多梳齿状复合物2（polycomb repressive complex 2，PRC2）是多梳蛋白家族基因的一员，可通过修饰染色质结构来维持基因的转录抑制。有研究表明，HOTAIR可以通过连接PRC2和组蛋白去甲基酶LSD1来沉默HOXD位点的转录［10］。而作为PRC2靶基因的细胞周期调控相关基因受转化生长因子β1（transforming growth factorβ1，TGF-β1）的调控。因此我们猜测，HOTAIR或许与TGF-β1间存在着某种相关性。目前仅有少数文献研究食管癌中HOTAIR的表达［13］，因此，关于HOTAIR在食管鳞癌中的表达情况及作用机制还有待进一步研究。本研究采用实时荧光定量PCR法检测HOTAIR mRNA在食管鳞癌组织中的表达，并分析其与临床病理参数间的关系，探讨其与TGF-β1间潜在的关系。

1 材料和方法

1.1 材料

1.1.1 组织标本 57例食管鳞癌组织与癌旁组织（距肿块边缘3～5 cm）均取自2012年4月至2013年5月江苏大学附属医院胸外科食管癌手术患者，术后均经病理诊断确诊为鳞癌，切缘阴性。患者年龄45～76岁，入院均行胸部X片、上消化道造影、纤维食管镜、胸部CT等检查。术前未接受任何放射或化学药物等抗肿瘤治疗。按AJCC临床分期标准：Ⅰ、Ⅱ期29例，Ⅲ、Ⅳ期28例。术后病理确诊：高、中分化43例，低分化14例。所有标本收集后迅速置－80℃冰箱保存。本实验经江苏大学附属医院伦理委员会批准，所有患者均在手术前签署书面同意书。

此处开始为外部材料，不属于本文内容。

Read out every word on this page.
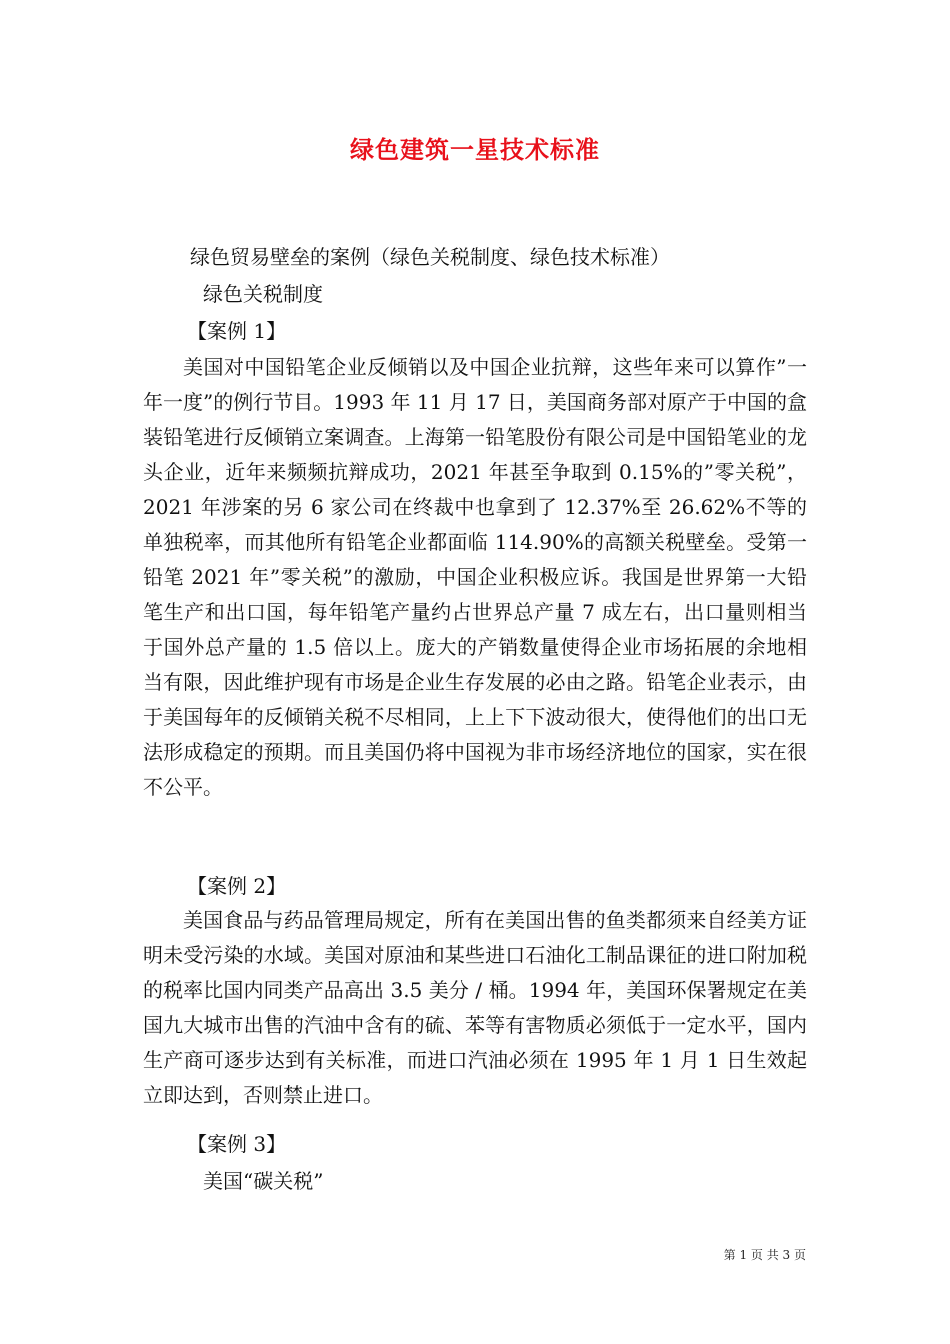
绿色建筑一星技术标准
绿色贸易壁垒的案例（绿色关税制度、绿色技术标准）
绿色关税制度
【案例 1】

美国对中国铅笔企业反倾销以及中国企业抗辩，这些年来可以算作”一年一度”的例行节目。1993 年 11 月 17 日，美国商务部对原产于中国的盒装铅笔进行反倾销立案调查。上海第一铅笔股份有限公司是中国铅笔业的龙头企业，近年来频频抗辩成功，2021 年甚至争取到 0.15%的”零关税”，2021 年涉案的另 6 家公司在终裁中也拿到了 12.37%至 26.62%不等的单独税率，而其他所有铅笔企业都面临 114.90%的高额关税壁垒。受第一铅笔 2021 年”零关税”的激励，中国企业积极应诉。我国是世界第一大铅笔生产和出口国，每年铅笔产量约占世界总产量 7 成左右，出口量则相当于国外总产量的 1.5 倍以上。庞大的产销数量使得企业市场拓展的余地相当有限，因此维护现有市场是企业生存发展的必由之路。铅笔企业表示，由于美国每年的反倾销关税不尽相同，上上下下波动很大，使得他们的出口无法形成稳定的预期。而且美国仍将中国视为非市场经济地位的国家，实在很不公平。

【案例 2】

美国食品与药品管理局规定，所有在美国出售的鱼类都须来自经美方证明未受污染的水域。美国对原油和某些进口石油化工制品课征的进口附加税的税率比国内同类产品高出 3.5 美分 / 桶。1994 年，美国环保署规定在美国九大城市出售的汽油中含有的硫、苯等有害物质必须低于一定水平，国内生产商可逐步达到有关标准，而进口汽油必须在 1995 年 1 月 1 日生效起立即达到，否则禁止进口。

【案例 3】
美国“碳关税”
第 1 页 共 3 页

1.1.2 试剂和仪器 Trizol®（美国Invitrogen公司）、PrimeScriptTMRT reagent Kit（TaKaRa公司）、SYBR®Premix Ex TaqTM（TaKaRa公司）、引物由美国Invitrogen公司设计合成。BIOMATE 3S紫外／可见光分光光度计（美国THERMO公司）、My Cycler梯度PCR仪（美国Bio-rad公司），Mx3000p Real Time PCR仪（美国Stratagene公司）。

1.2 方法

1.2.1 总RNA提取 食管鳞癌与癌旁组织从－80℃冰箱取出后迅速称重，取100 mg组织，按Trizol说明书进行提取，最后用DEPC水溶解RNA。提取的RNA用分光光度计检测其浓度和纯度。

1.2.2 cDNA反转录合成 按反转录试剂盒说明书，以10μL反应体系进行cDNA反转录合成。反应条件为37℃15 min、85℃5 s，－20℃保存备用。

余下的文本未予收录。